Fallait que je vienne ici à Auschwitz pour me poser des questions sur mes origines et sur mon père.
-T'es bizarre comme fille, c'est pas que t'es pas sympa, mais...
Je lève un sourcil avec un demi-sourire.
-T'es glaciale.
Il a lâché ça d'un coup, comme si ça lui brûlait les lèvres mais qu'il n'arrivait pas à le laisser sortir.
[...]
J'hésite entre rigoler, me fâcher et lui prendre la main. En fait, je fais rien de tout ça. je dis simplement:
-Ouais, je suis tombée dans un frigo quand j'étais petite.
-Tu pleures ?
-Ça va pas, non ?
-Ben, si, je vois bien
-C'est le vent
-Ouais, c'est ça, et ma mère, c'est le pape !
-T'en as de la chance !
Il rigole.
J'aimerais bien pouvoir me dire qu'on est tous des êtres humains, et voilà tout.
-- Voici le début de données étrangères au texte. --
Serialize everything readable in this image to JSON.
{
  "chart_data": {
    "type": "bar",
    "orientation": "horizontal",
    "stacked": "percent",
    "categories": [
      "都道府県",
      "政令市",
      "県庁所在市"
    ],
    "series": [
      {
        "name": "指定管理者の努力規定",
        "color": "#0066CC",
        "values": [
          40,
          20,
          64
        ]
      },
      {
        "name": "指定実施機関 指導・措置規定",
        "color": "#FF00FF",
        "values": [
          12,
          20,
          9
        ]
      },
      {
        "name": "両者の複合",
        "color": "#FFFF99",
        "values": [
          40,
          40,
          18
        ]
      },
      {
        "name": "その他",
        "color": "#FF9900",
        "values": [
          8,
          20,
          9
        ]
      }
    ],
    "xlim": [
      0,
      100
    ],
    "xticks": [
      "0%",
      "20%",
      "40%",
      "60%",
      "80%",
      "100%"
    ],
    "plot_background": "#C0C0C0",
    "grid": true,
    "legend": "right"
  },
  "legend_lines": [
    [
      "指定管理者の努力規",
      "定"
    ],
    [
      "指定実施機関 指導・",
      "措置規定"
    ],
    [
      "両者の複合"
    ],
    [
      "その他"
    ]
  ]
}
Mais j'ai la sensation qu'être juif, ou fille de juif, ça implique de porter un bagage plus lourd que les autres.
- C'est quoi, ces valises ?
- Les valises des gens ; ils arrivaient en train avec leurs bagages et ils écrivaient leur nom dessus pour les retrouver après, mais... on leur rendait pas. On leur prenait tout, les sacs, les cheveux, les bijoux, les... les enfants. La vie.
- C'est ta mère ?
- C'est ma mère.
- Elle est drôlement belle.
Je sursaute presque. Je n'avais jamais pensé à elle comme à quelqu'un de beau ou pas beau. C'était juste ma mère.
La première partie du livre est un chant. "Je suis de ces enfants qui frémissent quand le vent apporte les cris des oiseaux à leurs oreilles démesurées..." J'y entends des symphonies, des hurlements de loups, des grattements d'insectes.
La deuxième partie est brutal et sans concession. "A la fois fils de youpin et fils de boche." J'y plonge comme dans un étang glacé, les algues entravent mes jambes, je me débats, je suffoque. Je lis comme en apnée. Jusque tard dans la nuit. J'arrive au bout du voyage avec les yeux brûlants, les paupières râpeuses, la bouche sèche... essoufflée comme si j'avais marché tout le long de la frontière entre l'Allemagne et la France, le cou et les pieds nus.